Intraventricular hemorrhage is a kind of stroke that leads into blood pooling and clotting in the ventricles of the brain, which generally carry cerebrospinal fluid. Intraventricular hemorrhage is responsible for only 15% of all strokes, but causes 40% of stroke deaths.
Intraventricular hemorrhage isn’t survived by 60% to 80% patients, and 90% of the ones who manage to stay alive recover quite little of their former functionality.
In a press release, Dr. Issam Awad, a professor of surgery at the University of Chicago, said, “For many patients, this approach can significantly reduce disability after a stroke, and can be the difference between going home instead of going to a nursing home”.

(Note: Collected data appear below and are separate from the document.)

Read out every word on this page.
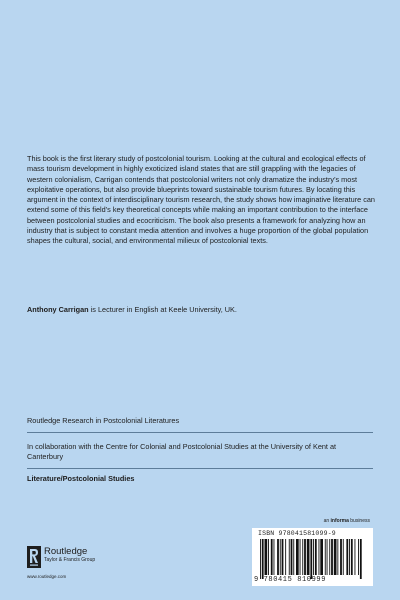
This book is the first literary study of postcolonial tourism. Looking at the cultural and ecological effects of mass tourism development in highly exoticized island states that are still grappling with the legacies of western colonialism, Carrigan contends that postcolonial writers not only dramatize the industry’s most exploitative operations, but also provide blueprints toward sustainable tourism futures. By locating this argument in the context of interdisciplinary tourism research, the study shows how imaginative literature can extend some of this field’s key theoretical concepts while making an important contribution to the interface between postcolonial studies and ecocriticism. The book also presents a framework for analyzing how an industry that is subject to constant media attention and involves a huge proportion of the global population shapes the cultural, social, and environmental milieux of postcolonial texts.
Anthony Carrigan is Lecturer in English at Keele University, UK.
Routledge Research in Postcolonial Literatures
In collaboration with the Centre for Colonial and Postcolonial Studies at the University of Kent at Canterbury
Literature/Postcolonial Studies
an informa business
Routledge
Taylor & Francis Group
www.routledge.com
ISBN 978041581099-9
9 780415 810999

To conduct the study, researchers enrolled 500 patients worldwide with intraventricular hemorrhage, and carried out their treatment using either tPA or saline via a brain catheter. After the treatment, the researchers followed the participants for five years, from 2009 to 2015.
They found that death rates in patients who received tPA dropped by 10%, and were one-third lower in comparison to the death rate of the saline group.
The researchers reported that 18% more patients with bigger clots, above 20 mL of pooled blood, who received tPA showed ‘good outcomes’ as compared to the ones who got saline, and 79.8% patients provided with tPA had 80% clot removal. They said that the patients with 90% of their clots removed had over 50% chance of ‘good’ outcome.